A most appropriate Thomas Paine quote, xlbrl.

Reliapundit said...











Alexis said...

I think the big blogs are increasingly becoming integrated into the mainstream media, with the effect that the biases of the Big Blogs and the Mainstream Media are increasingly becoming one and the same. Somehow, I had been under the impression that incorporating big blogs into the mainstream media was what Pajamas Media is all about.

PapaBear said...


When blogging is just your anonymous side hobby, you can speak your mind and be as politically incorrect as you want.

The problem with getting big, is that you now have a significant cash flow from advertisers. You start to become reluctant to take positions that elicit protests from advertisers.
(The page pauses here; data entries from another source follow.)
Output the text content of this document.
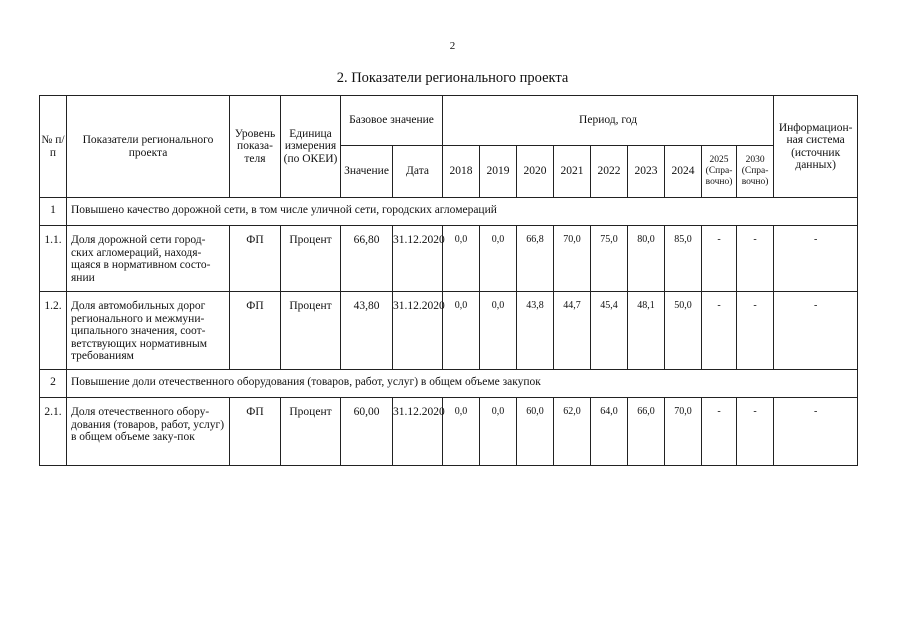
2
2. Показатели регионального проекта
№ п/п	Показатели регионального проекта	Уровень показа-теля	Единица измерения (по ОКЕИ)	Базовое значение		Период, год									Информацион-ная система (источник данных)
				Значение	Дата	2018	2019	2020	2021	2022	2023	2024	2025 (Спра-вочно)	2030 (Спра-вочно)	
1	Повышено качество дорожной сети, в том числе уличной сети, городских агломераций														
1.1.	Доля дорожной сети город-ских агломераций, находя-щаяся в нормативном состо-янии	ФП	Процент	66,80	31.12.2020	0,0	0,0	66,8	70,0	75,0	80,0	85,0	-	-	-
1.2.	Доля автомобильных дорог регионального и межмуни-ципального значения, соот-ветствующих нормативным требованиям	ФП	Процент	43,80	31.12.2020	0,0	0,0	43,8	44,7	45,4	48,1	50,0	-	-	-
2	Повышение доли отечественного оборудования (товаров, работ, услуг) в общем объеме закупок														
2.1.	Доля отечественного обору-дования (товаров, работ, услуг) в общем объеме заку-пок	ФП	Процент	60,00	31.12.2020	0,0	0,0	60,0	62,0	64,0	66,0	70,0	-	-	-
And the side that is most expert in making large, organized protests to advertisers, is the Left.

. said...

Hmmm, I wonder who you could be talking about ...

Charlemagne said...

With regard to spreading the message to a wider audience I think that a well produced video blog might be effective. The decline of newspapers and other print news mediums isn't solely due to the rise of the web and cable new shows. The decline is also partly attributable to the declining attention span of our societies. People want the Cliff's Notes version of the news and rarely have the time, interest, or intellectual depth, to follow critical issues. If important GoV et al topics can be delivered via a weekly vlog that provided entertaining summaries of the week's critical developments perhaps more people can be made aware and become interested. Each segment can be delivered as a kind of 'personal impact' to let viewers know how some Islamic development affects them, e.g. removing St. George's cross from prison guards uniforms, banning ham sandwiches in school lunches in public schools, making special accommodation for Islamic prayers in public schools while denying such rights to Christian students, etc. By making these news clips personal rather than at the higher level often discussed here, e.g. cultural and moral relativism, culture and identity, philosophical underpinnings of societies, etc. more people can be made aware of the negative impacts to our broad Western culture and hopefully join in the conversation and defense of our civilization.
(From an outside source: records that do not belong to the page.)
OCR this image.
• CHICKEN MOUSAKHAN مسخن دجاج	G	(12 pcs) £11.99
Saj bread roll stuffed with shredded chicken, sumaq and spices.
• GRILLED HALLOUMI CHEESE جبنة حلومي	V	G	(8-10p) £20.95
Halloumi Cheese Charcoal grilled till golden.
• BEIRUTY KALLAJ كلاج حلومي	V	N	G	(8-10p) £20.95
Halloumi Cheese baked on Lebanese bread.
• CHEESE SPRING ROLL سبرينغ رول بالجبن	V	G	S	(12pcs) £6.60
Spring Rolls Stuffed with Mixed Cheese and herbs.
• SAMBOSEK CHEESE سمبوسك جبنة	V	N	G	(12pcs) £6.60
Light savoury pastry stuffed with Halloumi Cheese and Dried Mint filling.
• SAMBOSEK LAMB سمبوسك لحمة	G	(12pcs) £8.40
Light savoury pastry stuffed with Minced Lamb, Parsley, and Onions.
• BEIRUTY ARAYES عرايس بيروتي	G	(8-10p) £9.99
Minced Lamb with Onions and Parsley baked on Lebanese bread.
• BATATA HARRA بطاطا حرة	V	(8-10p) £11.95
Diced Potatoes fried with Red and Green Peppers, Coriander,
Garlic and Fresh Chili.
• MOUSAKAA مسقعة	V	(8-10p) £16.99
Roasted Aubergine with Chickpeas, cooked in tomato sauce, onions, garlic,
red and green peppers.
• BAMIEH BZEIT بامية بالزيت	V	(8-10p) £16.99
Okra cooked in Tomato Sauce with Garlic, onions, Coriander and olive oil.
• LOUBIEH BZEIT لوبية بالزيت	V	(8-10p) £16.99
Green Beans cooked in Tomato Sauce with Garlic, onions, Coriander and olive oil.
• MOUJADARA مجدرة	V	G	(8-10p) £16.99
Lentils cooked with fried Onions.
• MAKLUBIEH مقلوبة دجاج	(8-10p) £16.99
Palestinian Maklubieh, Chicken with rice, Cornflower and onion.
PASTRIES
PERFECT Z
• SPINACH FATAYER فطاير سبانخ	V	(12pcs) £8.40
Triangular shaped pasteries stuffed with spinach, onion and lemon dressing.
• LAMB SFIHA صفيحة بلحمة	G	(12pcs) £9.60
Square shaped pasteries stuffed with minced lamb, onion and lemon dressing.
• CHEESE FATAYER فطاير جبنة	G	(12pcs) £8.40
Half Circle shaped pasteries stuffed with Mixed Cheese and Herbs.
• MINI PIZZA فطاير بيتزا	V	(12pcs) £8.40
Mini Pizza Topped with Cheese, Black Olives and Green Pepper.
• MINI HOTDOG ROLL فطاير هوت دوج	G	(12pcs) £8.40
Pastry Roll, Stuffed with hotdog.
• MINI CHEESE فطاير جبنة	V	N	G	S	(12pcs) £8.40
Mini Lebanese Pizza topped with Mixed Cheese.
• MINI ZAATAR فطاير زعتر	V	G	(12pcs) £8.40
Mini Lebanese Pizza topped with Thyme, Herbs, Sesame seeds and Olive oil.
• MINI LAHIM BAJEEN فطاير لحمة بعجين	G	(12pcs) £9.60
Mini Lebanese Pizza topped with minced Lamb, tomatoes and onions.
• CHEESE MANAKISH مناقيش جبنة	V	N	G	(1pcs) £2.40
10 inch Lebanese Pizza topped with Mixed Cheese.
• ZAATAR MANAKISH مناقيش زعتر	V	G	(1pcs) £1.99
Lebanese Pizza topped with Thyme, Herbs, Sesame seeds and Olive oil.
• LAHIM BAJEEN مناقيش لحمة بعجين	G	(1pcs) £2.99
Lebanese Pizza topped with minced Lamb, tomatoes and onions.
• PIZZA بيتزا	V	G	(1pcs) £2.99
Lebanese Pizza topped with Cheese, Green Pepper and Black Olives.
And Happy New Year to all!!1

bansheewailer said...

Let's call it what it is and why.
Noble Lie -- fallback onto dishonesty due to inadequate information, intelligence, imagination, and courage to take the bull(crap) by the horns or other appendage.
Loyalty to blogger associates when you think they err -- Misplaced loyalty; proper placement of loyalty is to the truth or reality as best we can discern it. If need be, respectfully disagree with others. State the source of your 'facts'.
Discrimination -- Do you prefer differentiation? Or do you insist on slavishly suurendering parts of our language to those who misuse it?
For example, do you sanction the use of the word 'discrimination' or do you sanction its use?

bansheewailer said...

I find it helpful to read blogs from different sides of the polygon of opinion, prejudice, and postjudice. What is emphasized, deemphasized, or eliminated from what should be the common pertinent information/data base?
Who's misrepresenting the supposed facts in context?